Gao looked up, not toward the summit but to the east, as if wondering if he might summon his helicopter back. Shan set off up the trail.
As they walked, Gao quizzed Shan relentlessly about his experiences on the mountain, making him repeat the puzzles they had encountered before he heard their solutions, then falling silent as Shan told him about Bing’s death.
“Did he know my nephew?”
“He did.”
Gao nodded. “Thomas would not have been drawn into a trap by a total stranger.”
“Your nephew knew more people on the mountain than you might think.”
“I keep reminding myself,” Gao observed in a brittle voice, “that I live a fairy-tale life in a make-believe castle, unconnected to the world.”

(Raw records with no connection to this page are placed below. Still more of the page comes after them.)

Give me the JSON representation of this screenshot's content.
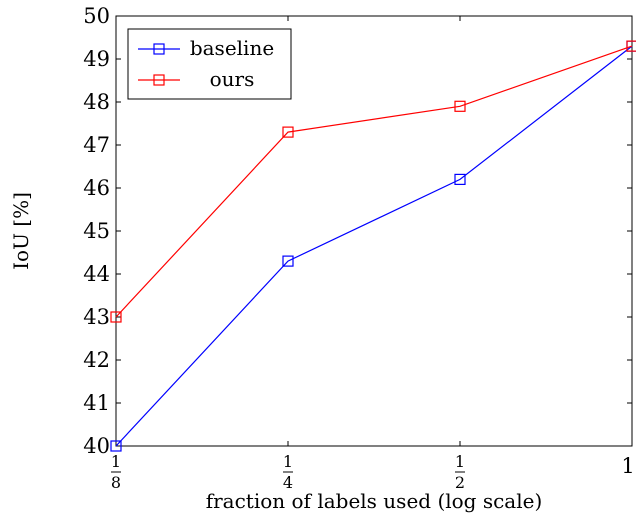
{
  "chart_data": {
    "type": "line",
    "xlabel": "fraction of labels used (log scale)",
    "ylabel": "IoU [%]",
    "x_scale": "log2",
    "x": [
      0.125,
      0.25,
      0.5,
      1
    ],
    "x_tick_labels": [
      {
        "num": "1",
        "den": "8"
      },
      {
        "num": "1",
        "den": "4"
      },
      {
        "num": "1",
        "den": "2"
      },
      {
        "num": "1",
        "den": ""
      }
    ],
    "ylim": [
      40,
      50
    ],
    "y_ticks": [
      40,
      41,
      42,
      43,
      44,
      45,
      46,
      47,
      48,
      49,
      50
    ],
    "grid": false,
    "legend_position": "top-left",
    "series": [
      {
        "name": "baseline",
        "color": "#0000ff",
        "marker": "square",
        "values": [
          40.0,
          44.3,
          46.2,
          49.3
        ]
      },
      {
        "name": "ours",
        "color": "#ff0000",
        "marker": "square",
        "values": [
          43.0,
          47.3,
          47.9,
          49.3
        ]
      }
    ]
  }
}
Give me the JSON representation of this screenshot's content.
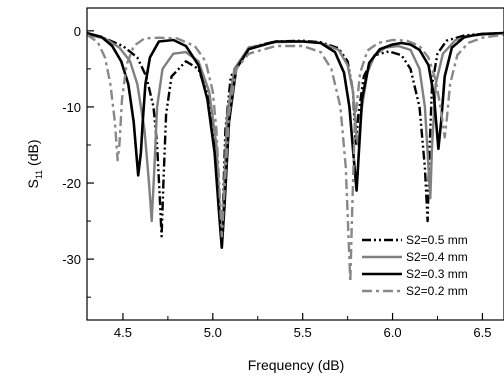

“When I said that,” Shan offered, “I did not intend to hurt you.”
“You are an escaped prisoner with a meaningless life,” Gao replied in a hollow tone. “How could you hurt me?”
“I meant-”
Gao interrupted with a raised hand. “No more.”
“No more of that,” Shan agreed. “But now I have a question for you. Did you bring your satellite phone?”
As Hostene and Yangke ate some of the grain bars Gao produced from his pack, Shan and Gao sat on a rock and tried the number for Heinz Kohler. Gao held the earpiece so Shan could hear. An automated reply reported that the receiving phone was switched off.